Your tablet has a Wi-Fi chip, one or two cameras, and a microphone. That means that if you can find an appropriate place to stick it with constant power, it’s already well equipped to be a remote control camera… which can be a handy way to create one if you’d like to save some dough on the genuine article. There are multiple iOS and Android apps specifically designed to turn an otherwise unused device into either a standard Wi-Fi camera with recording capabilities, or a baby monitor that can alert another mobile device with noise or movement notifications. It’s a great way to re-purpose your existing devices.
This one’s pretty much just for the iPads, because Android tablets aren’t standardized enough to be slipped into semi-custom cases that look like someone took a shrink ray to that ancient arcade machine from your childhood. But the results are undeniably cool: these little stand-up cases include old-fashioned button and joystick controls (connected directly or wirelessly) and uses an iPad’s screen as a replacement for an arcade CRT. There are a surprising number of old and new games on the App Store that are compatible with these gadgets, and the most widely-sold seems to be the branded iCade. Of course you could do the same thing with a regular stand and a Bluetooth controller, but where’s the fun in that?
If you’re a gearhead who’s seriously into the tech inside your car’s dashboard, and you’re comfortable voiding a huge part of your manufacturer’s warranty, you could try replacing the head unit of your car stereo with a tablet. This is a surprisingly popular car mod, especially for smaller tablets like the Nexus 7. Check out dozens of guides and breakdowns on YouTube if you’re interested…and remember that in most places it’s illegal to watch a video while you’re driving. These kinds of mods are best for music management and performance statistics, and even then, used carefully while the car is in motion.
If you’ve been drooling over a voice controlled gadget like the Amazon Echo or Google Home, it might have crossed your mind that your cell phone can already do pretty much the same thing. Ditto for your tablet—heck, Amazon is even putting screens in these things now.
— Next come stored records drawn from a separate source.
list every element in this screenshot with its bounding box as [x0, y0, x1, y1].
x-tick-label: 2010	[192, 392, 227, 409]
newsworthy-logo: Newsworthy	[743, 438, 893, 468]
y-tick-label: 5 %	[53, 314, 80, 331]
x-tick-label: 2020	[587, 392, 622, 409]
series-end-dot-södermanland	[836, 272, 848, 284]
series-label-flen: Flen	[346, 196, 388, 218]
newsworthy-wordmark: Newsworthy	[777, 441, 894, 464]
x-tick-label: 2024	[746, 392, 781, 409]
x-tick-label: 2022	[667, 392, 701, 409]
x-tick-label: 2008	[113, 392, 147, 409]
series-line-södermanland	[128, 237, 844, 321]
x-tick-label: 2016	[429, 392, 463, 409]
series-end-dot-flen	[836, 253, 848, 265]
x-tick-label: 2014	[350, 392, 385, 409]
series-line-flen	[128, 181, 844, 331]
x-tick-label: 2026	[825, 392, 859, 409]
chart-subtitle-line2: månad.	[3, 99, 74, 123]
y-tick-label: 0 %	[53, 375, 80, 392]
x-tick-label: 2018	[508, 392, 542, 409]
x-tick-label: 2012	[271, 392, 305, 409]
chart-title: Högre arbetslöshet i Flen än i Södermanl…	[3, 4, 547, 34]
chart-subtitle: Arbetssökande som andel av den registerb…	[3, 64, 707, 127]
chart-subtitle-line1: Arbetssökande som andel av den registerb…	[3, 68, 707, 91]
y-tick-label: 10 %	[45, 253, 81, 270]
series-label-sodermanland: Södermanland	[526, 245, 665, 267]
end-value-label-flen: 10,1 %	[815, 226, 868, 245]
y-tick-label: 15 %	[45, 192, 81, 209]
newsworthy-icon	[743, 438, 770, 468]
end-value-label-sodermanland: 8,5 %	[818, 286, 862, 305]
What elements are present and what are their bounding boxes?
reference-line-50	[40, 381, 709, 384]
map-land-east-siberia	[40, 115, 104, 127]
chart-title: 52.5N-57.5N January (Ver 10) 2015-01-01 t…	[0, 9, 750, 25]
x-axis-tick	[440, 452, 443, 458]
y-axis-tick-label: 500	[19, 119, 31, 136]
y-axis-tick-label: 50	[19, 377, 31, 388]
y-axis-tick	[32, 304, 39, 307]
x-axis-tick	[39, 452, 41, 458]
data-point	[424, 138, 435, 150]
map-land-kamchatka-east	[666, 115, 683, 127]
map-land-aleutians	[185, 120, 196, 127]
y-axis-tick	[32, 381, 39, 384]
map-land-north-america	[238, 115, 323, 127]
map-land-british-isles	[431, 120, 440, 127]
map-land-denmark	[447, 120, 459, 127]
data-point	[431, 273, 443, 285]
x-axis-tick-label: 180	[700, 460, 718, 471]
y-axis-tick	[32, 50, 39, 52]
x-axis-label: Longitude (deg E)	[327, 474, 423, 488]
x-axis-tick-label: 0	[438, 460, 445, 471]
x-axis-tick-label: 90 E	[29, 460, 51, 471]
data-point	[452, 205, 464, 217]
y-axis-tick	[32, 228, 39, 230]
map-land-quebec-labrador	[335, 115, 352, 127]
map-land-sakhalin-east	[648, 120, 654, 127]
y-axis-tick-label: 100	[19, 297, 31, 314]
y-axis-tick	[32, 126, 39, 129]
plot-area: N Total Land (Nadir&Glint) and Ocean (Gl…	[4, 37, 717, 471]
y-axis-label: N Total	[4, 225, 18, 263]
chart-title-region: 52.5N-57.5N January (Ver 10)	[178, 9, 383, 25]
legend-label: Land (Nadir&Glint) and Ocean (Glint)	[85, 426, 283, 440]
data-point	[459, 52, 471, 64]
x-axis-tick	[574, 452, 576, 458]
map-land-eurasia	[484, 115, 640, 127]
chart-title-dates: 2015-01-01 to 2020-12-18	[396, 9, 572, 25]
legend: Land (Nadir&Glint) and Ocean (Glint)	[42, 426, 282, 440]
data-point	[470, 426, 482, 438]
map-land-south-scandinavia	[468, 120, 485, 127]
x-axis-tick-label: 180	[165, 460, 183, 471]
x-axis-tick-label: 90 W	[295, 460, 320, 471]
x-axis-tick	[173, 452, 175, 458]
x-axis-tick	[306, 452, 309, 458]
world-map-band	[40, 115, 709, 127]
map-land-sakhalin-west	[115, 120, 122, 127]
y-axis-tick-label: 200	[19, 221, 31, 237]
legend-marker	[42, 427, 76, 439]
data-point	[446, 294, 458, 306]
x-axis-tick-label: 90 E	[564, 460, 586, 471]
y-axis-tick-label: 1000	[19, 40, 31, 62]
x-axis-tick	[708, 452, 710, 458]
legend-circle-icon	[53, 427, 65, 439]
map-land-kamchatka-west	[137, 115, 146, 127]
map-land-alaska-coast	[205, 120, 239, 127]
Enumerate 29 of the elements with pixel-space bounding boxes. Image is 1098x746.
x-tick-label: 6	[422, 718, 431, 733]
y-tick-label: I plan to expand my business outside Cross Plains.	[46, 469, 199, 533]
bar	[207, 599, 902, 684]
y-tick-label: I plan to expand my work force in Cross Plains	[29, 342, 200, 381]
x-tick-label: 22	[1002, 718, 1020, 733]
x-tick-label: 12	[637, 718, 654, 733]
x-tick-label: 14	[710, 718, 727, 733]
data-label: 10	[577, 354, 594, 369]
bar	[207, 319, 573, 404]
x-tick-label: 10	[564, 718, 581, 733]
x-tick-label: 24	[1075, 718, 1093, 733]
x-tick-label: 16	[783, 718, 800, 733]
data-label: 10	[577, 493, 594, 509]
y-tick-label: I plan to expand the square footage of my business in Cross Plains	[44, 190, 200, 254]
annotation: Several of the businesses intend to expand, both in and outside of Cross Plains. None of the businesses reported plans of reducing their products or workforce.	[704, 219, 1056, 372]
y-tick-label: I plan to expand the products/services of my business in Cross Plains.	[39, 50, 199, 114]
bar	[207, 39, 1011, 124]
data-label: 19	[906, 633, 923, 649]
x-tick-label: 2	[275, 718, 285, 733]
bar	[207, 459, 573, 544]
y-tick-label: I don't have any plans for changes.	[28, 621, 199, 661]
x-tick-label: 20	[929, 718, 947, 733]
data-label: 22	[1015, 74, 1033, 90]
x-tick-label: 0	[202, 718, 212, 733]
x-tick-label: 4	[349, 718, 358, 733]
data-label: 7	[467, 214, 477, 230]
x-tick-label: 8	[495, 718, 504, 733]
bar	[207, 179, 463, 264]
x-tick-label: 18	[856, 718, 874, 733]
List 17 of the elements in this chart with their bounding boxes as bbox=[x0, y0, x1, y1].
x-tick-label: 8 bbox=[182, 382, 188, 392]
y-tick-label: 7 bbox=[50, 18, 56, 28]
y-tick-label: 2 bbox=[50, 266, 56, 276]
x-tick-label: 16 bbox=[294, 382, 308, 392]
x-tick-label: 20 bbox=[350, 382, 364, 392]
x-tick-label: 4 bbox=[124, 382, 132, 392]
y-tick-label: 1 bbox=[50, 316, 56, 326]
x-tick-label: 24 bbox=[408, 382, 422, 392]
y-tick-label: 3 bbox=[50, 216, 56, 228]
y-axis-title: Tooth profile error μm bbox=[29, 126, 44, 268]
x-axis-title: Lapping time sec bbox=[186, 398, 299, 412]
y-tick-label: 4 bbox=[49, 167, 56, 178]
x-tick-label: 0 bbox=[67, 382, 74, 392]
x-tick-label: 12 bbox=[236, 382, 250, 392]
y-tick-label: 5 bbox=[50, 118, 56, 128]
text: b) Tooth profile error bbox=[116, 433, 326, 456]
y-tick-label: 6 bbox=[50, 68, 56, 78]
Google and Apple’s tablets can both be activated hands free with “OK Google” and “Hey Siri” commands, and they tie into most of the same services. That being said, a dedicated tablet won’t have the rather nice 360-degree speakers or advanced microphones in the genuine article, but for the low price of free-because-you-already-have-it, it’s not bad.
For a lot of these applications, you might be wondering how to use your tablet untethered and keep the battery going for more than a day or two. Consider that a lot of these suggestions are periodical rather than constant—it’s not as if you need to use a remote for hours at a time. For instances where a dedicated dock or charger is impractical, remember to use your tablet’s airplane mode if you’re not actively connecting to the Internet. Combining low standby power use, no wireless drain, and a battery two to four times the one in your cell phone, most tablets will last for a week or more off the charger.